L’école nous apprend à lire, et l’on peut se demander à quoi cela sert d’aller entendre d’autres personnes lire à voix haute des textes auxquels on peut très bien avoir accès tout seul. J’ai trouvé la réponse à cette question dans ma propre expérience des textes.

Lire dans ma tête ne m’a jamais vraiment suffit, je trouvais qu’il manquait quelque chose à ce que je lisais, une épaisseur, du relief. Lorsqu’une phrase ou un paragraphe me plaisait particulièrement j’avais envie de l’entendre il fallait que je le prononce à voix haute.

Malheureusement, si cette approche balbutiante me plaisait, elle n’enchantait que très peu mon entourage lorsque je tentais de leur transmettre mon émotion. Tout le monde en a fait l’expérience au moins une fois : entendre quelqu’un vous lire un de ses passages préféré en commençant par « écoute ! c’est génial ! » est rarement concluant, surtout si le passage est long ! J’ai fini par comprendre la raison de cet échec : sans préparation, on communique seulement le plaisir que l’on a pris à la lecture d’un passage et non les raisons qui nous l’on fait aimer, comme un mauvais comédien qui voudrait nous montrer son amour pour le personnage qu’il incarne et non le personnage lui-même.

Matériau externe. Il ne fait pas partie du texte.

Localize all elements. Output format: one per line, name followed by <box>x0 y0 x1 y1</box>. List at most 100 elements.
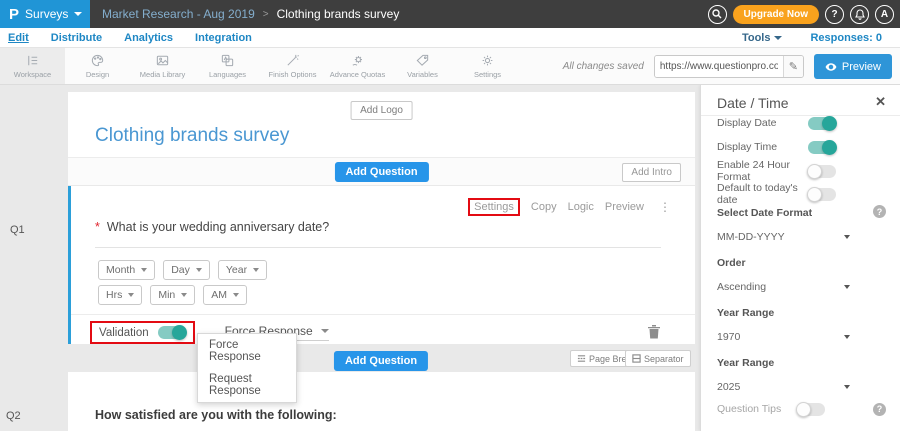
year-range-start-value: 1970 <box>717 331 740 343</box>
section-nav-right: Tools Responses: 0 <box>742 32 882 44</box>
toolbar-advance-quotas[interactable]: Advance Quotas <box>325 48 390 84</box>
tools-menu[interactable]: Tools <box>742 32 783 44</box>
chevron-down-icon <box>844 385 850 389</box>
toggle-knob <box>172 325 187 340</box>
year-select[interactable]: Year <box>218 260 267 280</box>
day-select-label: Day <box>171 264 190 276</box>
responses-count[interactable]: Responses: 0 <box>810 32 882 44</box>
hours-select[interactable]: Hrs <box>98 285 142 305</box>
question-text-q1[interactable]: *What is your wedding anniversary date? <box>95 220 661 248</box>
survey-url-input[interactable] <box>655 56 783 77</box>
chevron-down-icon <box>321 329 329 333</box>
add-intro-button[interactable]: Add Intro <box>622 163 681 182</box>
breadcrumb-separator: > <box>263 9 269 20</box>
order-select[interactable]: Ascending <box>717 281 850 293</box>
survey-header-footer: Add Question Add Intro <box>68 157 695 185</box>
tab-edit[interactable]: Edit <box>8 32 29 44</box>
display-date-toggle[interactable] <box>808 117 836 130</box>
year-range-start-select[interactable]: 1970 <box>717 331 850 343</box>
delete-question-button[interactable] <box>647 324 661 344</box>
surveys-menu-label: Surveys <box>25 7 68 21</box>
year-range-end-select[interactable]: 2025 <box>717 381 850 393</box>
question-logic-link[interactable]: Logic <box>568 201 594 213</box>
magic-wand-icon <box>285 53 300 68</box>
setting-label: Default to today's date <box>717 182 808 206</box>
ampm-select[interactable]: AM <box>203 285 247 305</box>
kebab-menu-icon[interactable]: ⋮ <box>659 200 671 214</box>
toolbar-media-library[interactable]: Media Library <box>130 48 195 84</box>
setting-question-tips: Question Tips ? <box>717 401 886 417</box>
image-icon <box>155 53 170 68</box>
required-asterisk: * <box>95 220 100 234</box>
toolbar-label: Advance Quotas <box>330 70 385 79</box>
day-select[interactable]: Day <box>163 260 210 280</box>
toolbar-label: Finish Options <box>269 70 317 79</box>
topbar-actions: Upgrade Now ? A <box>708 0 894 28</box>
upgrade-now-button[interactable]: Upgrade Now <box>733 5 819 24</box>
month-select[interactable]: Month <box>98 260 155 280</box>
tab-distribute[interactable]: Distribute <box>51 32 102 44</box>
top-bar: P Surveys Market Research - Aug 2019 > C… <box>0 0 900 28</box>
notifications-button[interactable] <box>850 5 869 24</box>
order-label: Order <box>717 257 746 269</box>
chevron-down-icon <box>844 285 850 289</box>
account-avatar[interactable]: A <box>875 5 894 24</box>
chevron-down-icon <box>844 335 850 339</box>
preview-button[interactable]: Preview <box>814 54 892 79</box>
tag-icon <box>415 53 430 68</box>
add-logo-button[interactable]: Add Logo <box>350 101 413 120</box>
save-status: All changes saved <box>563 61 644 72</box>
setting-label: Display Date <box>717 117 777 129</box>
toolbar-settings[interactable]: Settings <box>455 48 520 84</box>
help-button[interactable]: ? <box>825 5 844 24</box>
toggle-knob <box>807 187 822 202</box>
date-time-settings-panel: Date / Time ✕ Display Date Display Time … <box>700 85 900 431</box>
date-format-select[interactable]: MM-DD-YYYY <box>717 231 850 243</box>
question-preview-link[interactable]: Preview <box>605 201 644 213</box>
question-copy-link[interactable]: Copy <box>531 201 557 213</box>
toolbar-workspace[interactable]: Workspace <box>0 48 65 84</box>
chevron-down-icon <box>844 235 850 239</box>
close-icon[interactable]: ✕ <box>875 94 886 110</box>
date-format-value: MM-DD-YYYY <box>717 231 785 243</box>
default-today-toggle[interactable] <box>808 188 836 201</box>
surveys-menu[interactable]: P Surveys <box>0 0 90 28</box>
add-question-button-middle[interactable]: Add Question <box>334 351 428 371</box>
toolbar-label: Languages <box>209 70 246 79</box>
tab-integration[interactable]: Integration <box>195 32 252 44</box>
avatar-initial: A <box>881 9 888 20</box>
validation-toggle[interactable] <box>158 326 186 339</box>
add-question-button-top[interactable]: Add Question <box>334 162 428 182</box>
year-select-label: Year <box>226 264 247 276</box>
enable-24-hour-toggle[interactable] <box>808 165 836 178</box>
question-mark-icon: ? <box>831 9 837 20</box>
help-icon[interactable]: ? <box>873 205 886 218</box>
toolbar-design[interactable]: Design <box>65 48 130 84</box>
toolbar-label: Settings <box>474 70 501 79</box>
question-tips-toggle[interactable] <box>797 403 825 416</box>
breadcrumb-folder[interactable]: Market Research - Aug 2019 <box>102 7 255 21</box>
menu-item-force-response[interactable]: Force Response <box>198 334 296 368</box>
toolbar-variables[interactable]: Variables <box>390 48 455 84</box>
display-time-toggle[interactable] <box>808 141 836 154</box>
edit-url-icon[interactable]: ✎ <box>783 56 803 77</box>
app-root: P Surveys Market Research - Aug 2019 > C… <box>0 0 900 431</box>
search-button[interactable] <box>708 5 727 24</box>
question-number-q1: Q1 <box>10 224 25 236</box>
toolbar-languages[interactable]: Languages <box>195 48 260 84</box>
tab-analytics[interactable]: Analytics <box>124 32 173 44</box>
question-text-q2[interactable]: How satisfied are you with the following… <box>95 408 337 422</box>
setting-display-time: Display Time <box>717 139 884 155</box>
toolbar-finish-options[interactable]: Finish Options <box>260 48 325 84</box>
minutes-select[interactable]: Min <box>150 285 195 305</box>
survey-title[interactable]: Clothing brands survey <box>95 125 289 147</box>
menu-item-request-response[interactable]: Request Response <box>198 368 296 402</box>
gear-icon <box>480 53 495 68</box>
help-icon[interactable]: ? <box>873 403 886 416</box>
chevron-down-icon <box>128 293 134 297</box>
question-card-q1: Settings Copy Logic Preview ⋮ *What is y… <box>68 186 695 344</box>
separator-icon <box>632 354 641 363</box>
hours-select-label: Hrs <box>106 289 122 301</box>
question-settings-link[interactable]: Settings <box>468 198 520 216</box>
separator-button[interactable]: Separator <box>625 350 691 367</box>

Il m’a donc fallu apprendre à lire à voix haute, apprendre à placer ma voix, à m’en servir comme d’un instrument pour interpréter les partitions des auteurs et pouvoir enfin faire entendre ce que les textes ont à dire. Mon travail de lectrice consiste à rendre cet équilibre subtil de la littérature entre le fond et la forme, entre ce que nous raconte un auteur et les jeux rythmiques et sonores qu’il met en place pour y parvenir, entre ce que disent les mots et ce qui est caché à l’intérieur.

La lecture à voix haute a considérablement enrichi mon rapport à la littérature, je suis plus sensible à la dimension sonore d’un texte, aux rythmes. Voilà ce que j’essaie de transmettre lorsque je suis sur scène.